Md. Court of Appeals suspends the license of Bel Air lawyer


The Court of Appeals has suspended indefinitely the license of a Bel Air lawyer for filing civil lawsuits that had no merit.

It was the second time the court has sanctioned Stuart L. Alison. Alison cannot apply for reinstatement for two years, according to the 23-page opinion released Tuesday.

Maryland's highest court agreed with a Baltimore County Circuit Court judge, who found that Alison twice filed civil charges without merit, once while working as a paralegal because he was suspended from practicing law. It found that he did not deserve sanctions in a third case.

Alison could not be reached yesterday for comment.

In a case filed in Baltimore Circuit Court in 1990, Alison had sought more than $4 million in damages on behalf of a woman whose car had been repossessed when her former husband defaulted on the loan. He filed the suit under the federal racketeering law, normally used to fight organized crime, while serving a 90-day suspension from practicing law, the opinion said.

In 1988, Alison filed a breach of contract suit against former clients and attorney James A. Close, claiming that Close fTC conspired to lure the clients away from Alison and that the clients broke their agreement with him.

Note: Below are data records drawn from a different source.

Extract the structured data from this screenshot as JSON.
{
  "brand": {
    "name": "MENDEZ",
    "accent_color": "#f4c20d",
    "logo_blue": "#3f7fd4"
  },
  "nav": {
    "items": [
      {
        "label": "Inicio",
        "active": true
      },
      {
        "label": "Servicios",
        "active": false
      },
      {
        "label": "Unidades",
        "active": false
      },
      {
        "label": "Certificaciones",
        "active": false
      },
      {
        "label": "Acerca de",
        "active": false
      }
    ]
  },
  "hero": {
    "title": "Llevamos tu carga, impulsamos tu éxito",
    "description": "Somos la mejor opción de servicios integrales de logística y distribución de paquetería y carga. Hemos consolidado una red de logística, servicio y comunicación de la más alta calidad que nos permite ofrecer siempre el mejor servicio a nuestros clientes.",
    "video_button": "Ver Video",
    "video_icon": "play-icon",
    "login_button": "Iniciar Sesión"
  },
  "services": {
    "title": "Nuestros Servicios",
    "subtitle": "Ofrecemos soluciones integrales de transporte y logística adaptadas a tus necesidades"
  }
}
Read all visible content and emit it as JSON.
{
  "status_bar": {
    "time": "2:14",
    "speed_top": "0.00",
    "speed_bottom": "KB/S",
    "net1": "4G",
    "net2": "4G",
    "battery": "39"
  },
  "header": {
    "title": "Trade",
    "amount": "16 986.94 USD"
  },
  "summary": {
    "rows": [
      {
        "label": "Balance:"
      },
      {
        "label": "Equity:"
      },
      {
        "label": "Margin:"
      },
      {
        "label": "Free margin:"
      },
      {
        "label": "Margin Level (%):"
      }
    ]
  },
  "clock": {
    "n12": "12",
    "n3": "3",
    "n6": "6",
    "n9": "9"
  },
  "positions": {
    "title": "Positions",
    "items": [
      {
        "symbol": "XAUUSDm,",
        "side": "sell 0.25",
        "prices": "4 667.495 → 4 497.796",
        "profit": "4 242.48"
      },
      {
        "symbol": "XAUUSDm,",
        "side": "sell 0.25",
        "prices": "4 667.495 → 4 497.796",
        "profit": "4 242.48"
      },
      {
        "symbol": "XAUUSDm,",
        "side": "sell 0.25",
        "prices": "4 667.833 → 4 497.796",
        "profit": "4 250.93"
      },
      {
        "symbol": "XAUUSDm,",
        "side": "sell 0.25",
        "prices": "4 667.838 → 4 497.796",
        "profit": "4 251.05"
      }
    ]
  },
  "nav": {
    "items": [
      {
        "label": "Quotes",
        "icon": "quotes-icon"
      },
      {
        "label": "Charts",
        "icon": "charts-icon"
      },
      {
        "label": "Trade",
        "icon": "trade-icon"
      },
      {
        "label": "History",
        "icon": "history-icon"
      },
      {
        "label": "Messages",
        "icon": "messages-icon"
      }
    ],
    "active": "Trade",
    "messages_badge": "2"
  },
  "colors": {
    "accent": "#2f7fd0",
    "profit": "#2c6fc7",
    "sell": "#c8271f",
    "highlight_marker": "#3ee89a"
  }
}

"This entire case generated a lot of court time, unnecessary pleadings and involvement of parties for the sole purpose of harassing [Close]," Baltimore County Judge Alfred L. Brennan Sr. said in his ruling.

Alison's actions in both cases amounted to a "pattern of harassing conduct," Court of Appeals Judge Howard S. Chasanow wrote in the Tuesday opinion.

The Attorney Grievance Commission, which brought the complaints, asked the court to disbar Alison, saying he had not learned from an earlier suspension.

In 1990, the Court of Appeals had suspended Alison from practicing law for 90 days, finding that he used "profane and vulgar language" in a courtroom and in dealing with court clerks, in violation of rules of conduct for lawyers.

In a third case the commission noted, the Court of Appeals found that Alison did not deserve sanctions for calling a driver an "idiot" and for saying that "one learns to expect to get jerked around" by insurance companies in his opening statement in a personal injury case in 1991.